IDNs and 'anywhere care'
Pennsylvania is another state where Medicaid plans do not uniformly see gains or losses and where policies are in flux (the Governor is seeking a federal waiver to subsidized private exchange health plans for residents who would qualify for expanded eligibility under the Affordable Care Act).
In Pennsylvania, the average underwriting profit ratio among eight Medicaid plans was just 0.1 percent last year, and only three came out in the black -- University of Pittsburgh Medical Center's plan, Health Partners Plan, which is sponsored by a group of seven Philadelphia area hospitals, and Aetna's Coventry subsidiary.
Pennsylvania's other provider-sponsored Medicaid plan, from Geisinger Health System, posted a loss in 2013, although that was the organization's first year running a Medicaid plan. UPMC Health Plan, operating in Medicaid since 1997, was the only Medicaid plan to post a financial gain in all of the last three years, according to Milliman data.
Covering most of western Pennsylvania's Medicaid beneficiaries, about 260,000 individuals, UPMC Health Plan has been putting its parent organization's integrated delivery network and technology initiatives to work in an attempt to understand beneficiaries' needs and meet them across a number of channels, said John Lovelace, the health plan's president of government programs.
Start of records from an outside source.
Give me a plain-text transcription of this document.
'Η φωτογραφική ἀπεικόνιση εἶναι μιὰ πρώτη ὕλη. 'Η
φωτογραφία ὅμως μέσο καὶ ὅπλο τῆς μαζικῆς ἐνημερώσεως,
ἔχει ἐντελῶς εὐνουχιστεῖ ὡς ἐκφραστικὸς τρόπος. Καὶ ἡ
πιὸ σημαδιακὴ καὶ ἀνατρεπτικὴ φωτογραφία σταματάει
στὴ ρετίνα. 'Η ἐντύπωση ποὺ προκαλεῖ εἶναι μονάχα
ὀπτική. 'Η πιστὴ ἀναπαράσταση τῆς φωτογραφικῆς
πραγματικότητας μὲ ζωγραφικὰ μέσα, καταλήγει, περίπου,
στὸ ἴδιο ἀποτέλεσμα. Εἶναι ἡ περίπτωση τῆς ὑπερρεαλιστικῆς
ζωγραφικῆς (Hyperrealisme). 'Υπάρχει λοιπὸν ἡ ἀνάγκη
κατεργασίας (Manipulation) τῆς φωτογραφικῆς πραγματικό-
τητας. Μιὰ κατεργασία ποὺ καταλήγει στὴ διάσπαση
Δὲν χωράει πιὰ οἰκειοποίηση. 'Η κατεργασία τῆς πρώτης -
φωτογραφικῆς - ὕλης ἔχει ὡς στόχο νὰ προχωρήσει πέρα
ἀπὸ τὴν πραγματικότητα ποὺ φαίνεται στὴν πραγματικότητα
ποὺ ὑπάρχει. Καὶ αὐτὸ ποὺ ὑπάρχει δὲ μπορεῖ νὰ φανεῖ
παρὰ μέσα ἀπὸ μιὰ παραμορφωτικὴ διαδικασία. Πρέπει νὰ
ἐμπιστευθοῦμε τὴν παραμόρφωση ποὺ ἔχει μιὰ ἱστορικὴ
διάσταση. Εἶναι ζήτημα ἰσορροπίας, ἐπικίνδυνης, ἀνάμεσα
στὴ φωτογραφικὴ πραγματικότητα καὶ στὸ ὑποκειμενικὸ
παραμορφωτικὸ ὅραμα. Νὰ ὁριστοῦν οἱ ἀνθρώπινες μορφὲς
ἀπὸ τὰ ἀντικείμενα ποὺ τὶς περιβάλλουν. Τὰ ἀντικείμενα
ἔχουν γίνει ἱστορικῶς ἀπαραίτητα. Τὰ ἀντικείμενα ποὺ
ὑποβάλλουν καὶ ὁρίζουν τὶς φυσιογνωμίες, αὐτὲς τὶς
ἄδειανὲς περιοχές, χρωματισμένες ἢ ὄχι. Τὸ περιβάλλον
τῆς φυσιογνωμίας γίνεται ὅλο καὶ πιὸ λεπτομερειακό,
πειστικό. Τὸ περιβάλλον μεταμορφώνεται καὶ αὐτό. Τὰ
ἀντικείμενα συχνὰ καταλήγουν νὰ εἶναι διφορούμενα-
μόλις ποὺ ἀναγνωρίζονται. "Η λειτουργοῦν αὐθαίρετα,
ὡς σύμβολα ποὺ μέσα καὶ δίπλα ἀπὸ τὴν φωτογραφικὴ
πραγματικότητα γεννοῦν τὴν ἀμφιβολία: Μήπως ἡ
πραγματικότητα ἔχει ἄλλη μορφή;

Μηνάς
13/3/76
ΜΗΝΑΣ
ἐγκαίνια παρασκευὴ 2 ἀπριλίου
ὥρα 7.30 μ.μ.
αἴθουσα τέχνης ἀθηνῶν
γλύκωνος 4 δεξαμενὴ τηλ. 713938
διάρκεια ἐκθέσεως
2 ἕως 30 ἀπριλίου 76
In part to try to avoid ER trips for non-emergent care, UPMC Health Plan pitches "anywhere care" to Medicaid beneficiaries, as it does for commercial members, Lovelace said. There are UPMC's walk-in clinics, free-use of online video and telephone consults, a 24/7 nurse advice line, and a number of home- and community-based services.
UPMC Health Plan has a roving fleet of mobile health and dental clinics, and will step in to help with transportation. "It works sometimes, but not others," Lovelace said of Medicaid-covered transportation, which plans aren't responsible for in Pennsylvania. "So sometimes we send them a ride or help them with reimbursement if their family takes them."
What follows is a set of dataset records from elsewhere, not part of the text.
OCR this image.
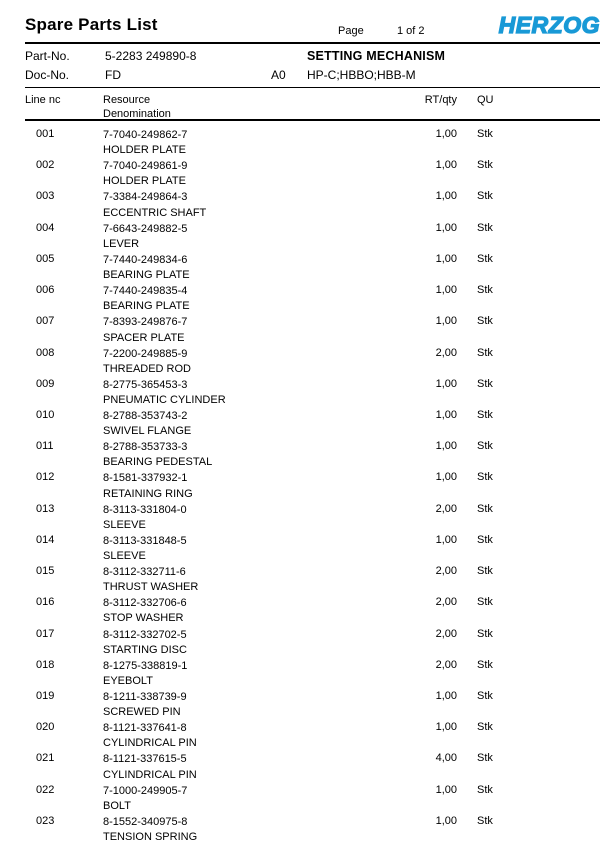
Spare Parts List	Page	1 of 2	HERZOG
Part-No.	5-2283 249890-8	SETTING MECHANISM
Doc-No.	FD	A0 HP-C;HBBO;HBB-M
Line nc	Resource
Denomination
RT/qty QU
001	7-7040-249862-7
HOLDER PLATE
1,00 Stk
002	7-7040-249861-9
HOLDER PLATE
1,00 Stk
003	7-3384-249864-3
ECCENTRIC SHAFT
1,00 Stk
004	7-6643-249882-5
LEVER
1,00 Stk
005	7-7440-249834-6
BEARING PLATE
1,00 Stk
006	7-7440-249835-4
BEARING PLATE
1,00 Stk
007	7-8393-249876-7
SPACER PLATE
1,00 Stk
008	7-2200-249885-9
THREADED ROD
2,00 Stk
009	8-2775-365453-3
PNEUMATIC CYLINDER
1,00 Stk
010	8-2788-353743-2
SWIVEL FLANGE
1,00 Stk
011	8-2788-353733-3
BEARING PEDESTAL
1,00 Stk
012	8-1581-337932-1
RETAINING RING
1,00 Stk
013	8-3113-331804-0
SLEEVE
2,00 Stk
014	8-3113-331848-5
SLEEVE
1,00 Stk
015	8-3112-332711-6
THRUST WASHER
2,00 Stk
016	8-3112-332706-6
STOP WASHER
2,00 Stk
017	8-3112-332702-5
STARTING DISC
2,00 Stk
018	8-1275-338819-1
EYEBOLT
2,00 Stk
019	8-1211-338739-9
SCREWED PIN
1,00 Stk
020	8-1121-337641-8
CYLINDRICAL PIN
1,00 Stk
021	8-1121-337615-5
CYLINDRICAL PIN
4,00 Stk
022	7-1000-249905-7
BOLT
1,00 Stk
023	8-1552-340975-8
TENSION SPRING
1,00 Stk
The organization is also contracting with the state to do home assessments for Medicaid beneficiaries to spot and try to remedy problems like mold, leaky roofs, dust, rugs or smoking that can trigger health conditions like asthma.
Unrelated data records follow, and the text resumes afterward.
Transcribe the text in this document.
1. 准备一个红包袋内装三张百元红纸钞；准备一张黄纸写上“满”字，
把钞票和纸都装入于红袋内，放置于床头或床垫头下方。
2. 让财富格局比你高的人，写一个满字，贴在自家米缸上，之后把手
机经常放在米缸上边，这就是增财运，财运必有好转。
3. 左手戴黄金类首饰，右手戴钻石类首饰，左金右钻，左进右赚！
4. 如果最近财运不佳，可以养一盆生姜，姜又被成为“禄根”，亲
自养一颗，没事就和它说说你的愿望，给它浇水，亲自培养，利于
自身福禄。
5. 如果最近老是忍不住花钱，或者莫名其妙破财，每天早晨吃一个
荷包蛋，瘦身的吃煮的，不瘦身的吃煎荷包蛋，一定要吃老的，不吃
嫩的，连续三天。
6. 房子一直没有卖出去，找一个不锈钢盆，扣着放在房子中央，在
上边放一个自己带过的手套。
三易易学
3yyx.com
While eking out gains for the last three years as other plans have posted losses, UPMC Health Plan has not been immune to challenges other Medicaid plans have seen, like churn, or changing eligibility, of beneficiaries, and volatile drug prices.
"We had a good year," Lovelace said of 2013, "but we're all kind of taken back on the Sovaldi front. We'll have a pretty not so good this year, in part because of Hepatitis C drugs and drugs costs generally. Sovaldi so far this year has cost $13 million and we didn't plan for that."